In this example, there are five entities: two clients, who each own sensitive data; an RPC orchestrator; and two untrusted servers, each running an enclave, who communicate to perform distributed computation. Each party holds distinct data that they want to aggregate. The demo consists of the following steps:

  1. The orchestrator starts an RPC server and creates an enclave at each node (untrusted server) in the cluster.

  2. The orchestrator starts an RPC server to listen for client requests.

  3. Each client encrypts its data and sends it to the untrusted servers.

  4. Each client attests the enclaves to ensure that the proper code has been loaded inside every enclave.

  5. To ensure that all parties are ready to commence computation, the orchestrator waits for both parties to make the same request before proceeding. Once both parties have submitted a command, the orchestrator relays the command to the enclave cluster.

  6. Clients make requests to load data, train a model, and serve encrypted predictions.

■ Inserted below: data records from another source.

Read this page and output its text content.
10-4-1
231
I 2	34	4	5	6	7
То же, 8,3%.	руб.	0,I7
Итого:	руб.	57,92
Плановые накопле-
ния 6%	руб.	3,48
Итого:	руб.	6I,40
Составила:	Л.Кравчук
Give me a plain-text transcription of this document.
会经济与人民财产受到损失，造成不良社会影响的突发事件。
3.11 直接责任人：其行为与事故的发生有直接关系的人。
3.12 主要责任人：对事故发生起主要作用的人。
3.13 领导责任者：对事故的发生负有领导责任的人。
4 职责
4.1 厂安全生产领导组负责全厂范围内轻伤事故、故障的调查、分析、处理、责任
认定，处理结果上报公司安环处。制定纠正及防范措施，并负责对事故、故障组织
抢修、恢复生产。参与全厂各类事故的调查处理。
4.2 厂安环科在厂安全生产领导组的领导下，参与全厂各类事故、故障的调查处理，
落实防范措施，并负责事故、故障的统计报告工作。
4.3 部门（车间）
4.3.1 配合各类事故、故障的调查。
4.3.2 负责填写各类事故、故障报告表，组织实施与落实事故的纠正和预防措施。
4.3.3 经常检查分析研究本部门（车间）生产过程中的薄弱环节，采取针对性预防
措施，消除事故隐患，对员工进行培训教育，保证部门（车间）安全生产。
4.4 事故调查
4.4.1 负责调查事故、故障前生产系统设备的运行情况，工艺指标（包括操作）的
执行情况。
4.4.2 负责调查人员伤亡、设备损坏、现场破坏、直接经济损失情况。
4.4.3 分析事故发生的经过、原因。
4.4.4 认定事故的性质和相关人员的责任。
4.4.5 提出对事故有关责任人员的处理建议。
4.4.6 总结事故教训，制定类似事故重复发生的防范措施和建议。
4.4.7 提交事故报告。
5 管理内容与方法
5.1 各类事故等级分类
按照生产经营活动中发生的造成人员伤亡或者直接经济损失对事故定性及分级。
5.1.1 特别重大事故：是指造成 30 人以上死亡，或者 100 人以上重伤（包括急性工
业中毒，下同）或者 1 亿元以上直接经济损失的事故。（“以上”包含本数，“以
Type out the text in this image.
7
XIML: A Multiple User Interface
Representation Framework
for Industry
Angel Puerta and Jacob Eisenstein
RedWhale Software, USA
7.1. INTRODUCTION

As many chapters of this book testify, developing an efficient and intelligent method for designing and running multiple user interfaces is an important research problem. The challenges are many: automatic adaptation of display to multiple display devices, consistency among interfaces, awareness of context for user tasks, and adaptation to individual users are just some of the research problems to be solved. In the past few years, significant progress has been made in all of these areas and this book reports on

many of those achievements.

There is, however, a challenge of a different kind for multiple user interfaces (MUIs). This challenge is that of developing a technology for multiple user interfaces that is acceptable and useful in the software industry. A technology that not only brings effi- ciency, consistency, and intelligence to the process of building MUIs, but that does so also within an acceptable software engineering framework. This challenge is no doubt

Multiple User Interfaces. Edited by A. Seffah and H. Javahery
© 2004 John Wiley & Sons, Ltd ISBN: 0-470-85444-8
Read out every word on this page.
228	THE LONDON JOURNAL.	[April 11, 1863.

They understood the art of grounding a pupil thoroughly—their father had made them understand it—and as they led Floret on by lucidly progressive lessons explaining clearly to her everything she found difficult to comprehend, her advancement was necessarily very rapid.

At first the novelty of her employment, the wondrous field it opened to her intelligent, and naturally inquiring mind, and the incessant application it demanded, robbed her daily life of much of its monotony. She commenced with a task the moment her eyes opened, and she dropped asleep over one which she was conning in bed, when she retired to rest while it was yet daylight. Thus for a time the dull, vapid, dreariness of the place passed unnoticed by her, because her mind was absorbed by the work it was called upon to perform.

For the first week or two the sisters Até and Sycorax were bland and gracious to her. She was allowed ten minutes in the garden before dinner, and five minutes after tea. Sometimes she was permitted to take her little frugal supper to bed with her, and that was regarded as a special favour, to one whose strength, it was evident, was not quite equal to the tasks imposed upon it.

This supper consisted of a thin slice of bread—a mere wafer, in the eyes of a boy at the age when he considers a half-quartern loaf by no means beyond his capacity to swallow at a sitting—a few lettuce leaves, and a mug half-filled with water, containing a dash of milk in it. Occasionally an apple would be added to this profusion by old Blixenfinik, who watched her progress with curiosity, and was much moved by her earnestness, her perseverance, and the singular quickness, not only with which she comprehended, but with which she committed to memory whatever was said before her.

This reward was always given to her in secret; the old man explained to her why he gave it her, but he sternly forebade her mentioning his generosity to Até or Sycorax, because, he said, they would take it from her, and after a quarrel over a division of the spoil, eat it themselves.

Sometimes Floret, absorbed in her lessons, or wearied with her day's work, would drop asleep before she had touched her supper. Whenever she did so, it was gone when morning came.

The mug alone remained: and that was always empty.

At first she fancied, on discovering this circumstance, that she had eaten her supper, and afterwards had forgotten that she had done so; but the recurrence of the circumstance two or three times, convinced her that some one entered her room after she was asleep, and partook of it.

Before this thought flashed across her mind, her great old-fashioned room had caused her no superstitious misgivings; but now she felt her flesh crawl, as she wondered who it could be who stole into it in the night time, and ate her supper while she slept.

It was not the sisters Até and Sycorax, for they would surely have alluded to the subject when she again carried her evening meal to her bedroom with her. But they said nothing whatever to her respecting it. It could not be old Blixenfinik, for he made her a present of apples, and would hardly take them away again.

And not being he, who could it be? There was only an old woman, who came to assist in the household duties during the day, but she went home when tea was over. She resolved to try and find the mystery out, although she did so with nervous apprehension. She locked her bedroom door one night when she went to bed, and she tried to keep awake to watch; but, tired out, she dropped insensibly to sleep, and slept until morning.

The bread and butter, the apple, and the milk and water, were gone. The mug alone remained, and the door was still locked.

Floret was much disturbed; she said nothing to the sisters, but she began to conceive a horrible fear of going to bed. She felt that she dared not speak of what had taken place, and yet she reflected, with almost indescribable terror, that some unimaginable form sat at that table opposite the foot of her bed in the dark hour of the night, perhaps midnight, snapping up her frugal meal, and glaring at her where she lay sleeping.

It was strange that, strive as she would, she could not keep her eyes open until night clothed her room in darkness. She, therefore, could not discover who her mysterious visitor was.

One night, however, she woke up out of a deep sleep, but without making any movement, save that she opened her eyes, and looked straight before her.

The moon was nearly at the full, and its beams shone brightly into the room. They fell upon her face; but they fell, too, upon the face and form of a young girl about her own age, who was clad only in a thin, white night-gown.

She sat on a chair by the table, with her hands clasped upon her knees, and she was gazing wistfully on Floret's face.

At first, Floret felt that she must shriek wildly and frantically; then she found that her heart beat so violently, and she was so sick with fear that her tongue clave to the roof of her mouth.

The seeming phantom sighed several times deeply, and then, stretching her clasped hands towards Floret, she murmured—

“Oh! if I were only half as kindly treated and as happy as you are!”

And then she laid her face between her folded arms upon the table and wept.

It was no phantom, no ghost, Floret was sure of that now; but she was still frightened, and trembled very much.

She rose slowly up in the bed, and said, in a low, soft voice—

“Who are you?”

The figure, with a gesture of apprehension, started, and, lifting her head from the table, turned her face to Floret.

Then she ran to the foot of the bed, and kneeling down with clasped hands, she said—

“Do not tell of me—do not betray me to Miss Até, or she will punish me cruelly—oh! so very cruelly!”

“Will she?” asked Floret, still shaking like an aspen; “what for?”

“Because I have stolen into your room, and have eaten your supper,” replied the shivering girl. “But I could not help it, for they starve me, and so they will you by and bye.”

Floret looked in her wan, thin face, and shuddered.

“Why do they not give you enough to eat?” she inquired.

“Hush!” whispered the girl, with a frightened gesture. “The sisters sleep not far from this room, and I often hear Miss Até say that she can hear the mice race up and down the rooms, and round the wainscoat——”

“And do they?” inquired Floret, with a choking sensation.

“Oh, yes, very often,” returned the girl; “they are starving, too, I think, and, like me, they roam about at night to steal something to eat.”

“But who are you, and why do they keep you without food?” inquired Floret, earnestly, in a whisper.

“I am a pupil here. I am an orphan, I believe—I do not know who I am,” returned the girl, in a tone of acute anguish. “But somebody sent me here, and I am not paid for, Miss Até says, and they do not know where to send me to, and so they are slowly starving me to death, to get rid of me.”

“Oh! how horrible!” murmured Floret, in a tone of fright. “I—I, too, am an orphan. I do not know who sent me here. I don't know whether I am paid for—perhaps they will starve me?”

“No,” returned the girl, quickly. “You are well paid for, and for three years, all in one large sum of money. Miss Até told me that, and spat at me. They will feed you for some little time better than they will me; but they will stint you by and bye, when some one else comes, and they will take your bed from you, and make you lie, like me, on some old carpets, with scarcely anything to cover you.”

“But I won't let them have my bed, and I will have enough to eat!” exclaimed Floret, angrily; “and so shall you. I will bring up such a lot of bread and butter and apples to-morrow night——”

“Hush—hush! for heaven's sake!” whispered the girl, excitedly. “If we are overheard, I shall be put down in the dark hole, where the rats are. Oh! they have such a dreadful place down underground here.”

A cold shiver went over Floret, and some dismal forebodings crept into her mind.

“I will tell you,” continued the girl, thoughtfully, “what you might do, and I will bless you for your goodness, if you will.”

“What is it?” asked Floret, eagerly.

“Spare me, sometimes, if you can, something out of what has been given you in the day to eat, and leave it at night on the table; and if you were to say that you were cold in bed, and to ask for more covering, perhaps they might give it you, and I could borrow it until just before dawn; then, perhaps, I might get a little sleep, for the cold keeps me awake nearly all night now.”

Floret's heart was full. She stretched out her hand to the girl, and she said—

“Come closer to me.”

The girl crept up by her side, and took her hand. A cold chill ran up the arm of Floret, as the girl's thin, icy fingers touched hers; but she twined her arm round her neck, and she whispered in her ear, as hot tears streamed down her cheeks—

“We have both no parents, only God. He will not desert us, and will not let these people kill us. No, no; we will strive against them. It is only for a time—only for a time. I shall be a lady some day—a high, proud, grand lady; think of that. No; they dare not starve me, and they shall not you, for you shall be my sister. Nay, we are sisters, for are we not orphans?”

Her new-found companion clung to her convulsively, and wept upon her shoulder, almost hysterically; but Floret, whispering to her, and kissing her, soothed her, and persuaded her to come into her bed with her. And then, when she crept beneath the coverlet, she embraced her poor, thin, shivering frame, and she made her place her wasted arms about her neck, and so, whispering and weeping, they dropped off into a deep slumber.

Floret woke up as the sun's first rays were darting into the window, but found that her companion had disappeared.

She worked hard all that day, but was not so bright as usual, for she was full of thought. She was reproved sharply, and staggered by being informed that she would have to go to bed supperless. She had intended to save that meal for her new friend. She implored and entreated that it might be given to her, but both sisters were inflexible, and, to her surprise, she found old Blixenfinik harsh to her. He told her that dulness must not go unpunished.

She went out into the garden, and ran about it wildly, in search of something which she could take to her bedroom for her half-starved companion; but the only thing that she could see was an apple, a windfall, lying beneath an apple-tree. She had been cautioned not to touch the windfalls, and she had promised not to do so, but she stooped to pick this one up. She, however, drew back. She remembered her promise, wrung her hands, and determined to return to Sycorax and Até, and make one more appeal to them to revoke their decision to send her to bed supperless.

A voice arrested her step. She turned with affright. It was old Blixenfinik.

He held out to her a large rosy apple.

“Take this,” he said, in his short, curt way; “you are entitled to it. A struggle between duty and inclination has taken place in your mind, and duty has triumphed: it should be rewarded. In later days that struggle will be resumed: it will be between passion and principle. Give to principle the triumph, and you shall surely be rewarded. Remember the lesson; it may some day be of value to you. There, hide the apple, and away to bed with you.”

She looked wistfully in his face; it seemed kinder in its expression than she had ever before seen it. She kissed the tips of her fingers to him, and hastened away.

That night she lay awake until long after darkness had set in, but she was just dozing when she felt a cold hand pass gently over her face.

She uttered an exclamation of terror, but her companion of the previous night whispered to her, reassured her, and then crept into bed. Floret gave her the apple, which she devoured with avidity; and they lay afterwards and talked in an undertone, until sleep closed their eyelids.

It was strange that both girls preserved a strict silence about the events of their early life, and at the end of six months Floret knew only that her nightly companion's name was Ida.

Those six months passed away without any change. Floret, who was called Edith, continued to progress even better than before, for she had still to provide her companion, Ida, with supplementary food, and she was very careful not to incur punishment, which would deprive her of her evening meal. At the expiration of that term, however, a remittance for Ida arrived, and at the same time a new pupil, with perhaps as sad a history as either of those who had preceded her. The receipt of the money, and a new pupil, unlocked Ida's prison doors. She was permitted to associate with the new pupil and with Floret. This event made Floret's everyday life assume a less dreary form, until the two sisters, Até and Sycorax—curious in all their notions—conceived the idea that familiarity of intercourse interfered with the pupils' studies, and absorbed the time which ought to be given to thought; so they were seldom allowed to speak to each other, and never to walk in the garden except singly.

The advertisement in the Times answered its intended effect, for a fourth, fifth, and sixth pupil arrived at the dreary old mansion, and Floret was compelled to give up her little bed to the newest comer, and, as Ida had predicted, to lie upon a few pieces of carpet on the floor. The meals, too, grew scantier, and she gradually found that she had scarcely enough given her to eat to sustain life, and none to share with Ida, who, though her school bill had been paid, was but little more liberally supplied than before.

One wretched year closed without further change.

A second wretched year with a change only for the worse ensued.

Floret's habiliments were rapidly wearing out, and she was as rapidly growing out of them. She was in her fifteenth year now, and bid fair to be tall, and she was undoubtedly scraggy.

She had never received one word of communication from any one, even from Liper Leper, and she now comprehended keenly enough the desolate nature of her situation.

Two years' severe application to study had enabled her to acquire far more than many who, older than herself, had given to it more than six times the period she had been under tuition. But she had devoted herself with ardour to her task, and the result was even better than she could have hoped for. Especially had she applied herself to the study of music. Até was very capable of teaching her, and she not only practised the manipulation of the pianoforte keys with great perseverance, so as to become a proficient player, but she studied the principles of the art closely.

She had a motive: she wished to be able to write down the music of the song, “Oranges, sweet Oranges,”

  7. Each client decrypts its received predictions.

The relevant code is located at demo/python/multiclient-cluster-remote-control.

Cluster Setup#

First, set up machines that will act as the untrusted servers. We’ll need to start an RPC process on each server to listen for client calls.

  1. On the orchestrator machine, modify demo/python/multiclient-cluster-remote-control/hosts.config to contain the IP addresses of the nodes in your cluster. For example, if the nodes in your cluster have IP addresses of 13.95.157.223 and 40.68.135.193, your hosts.config should look like the following.

    13.95.157.223:22
    40.68.135.193:22
    
  2. For distributed computation, Secure XGBoost assumes that the orchestrator has SSH access to all nodes in the cluster. You can grant access by pasting the orchestrator’s SSH public key (likely found at ~/.ssh/id_rsa.pub) into each node’s ~/.ssh/authorized_keys file. If the orchestrator machine does not yet have a SSH keypair, create it:

    ssh-keygen -t rsa -b 4096
    
  3. Start the RPC servers on all machines.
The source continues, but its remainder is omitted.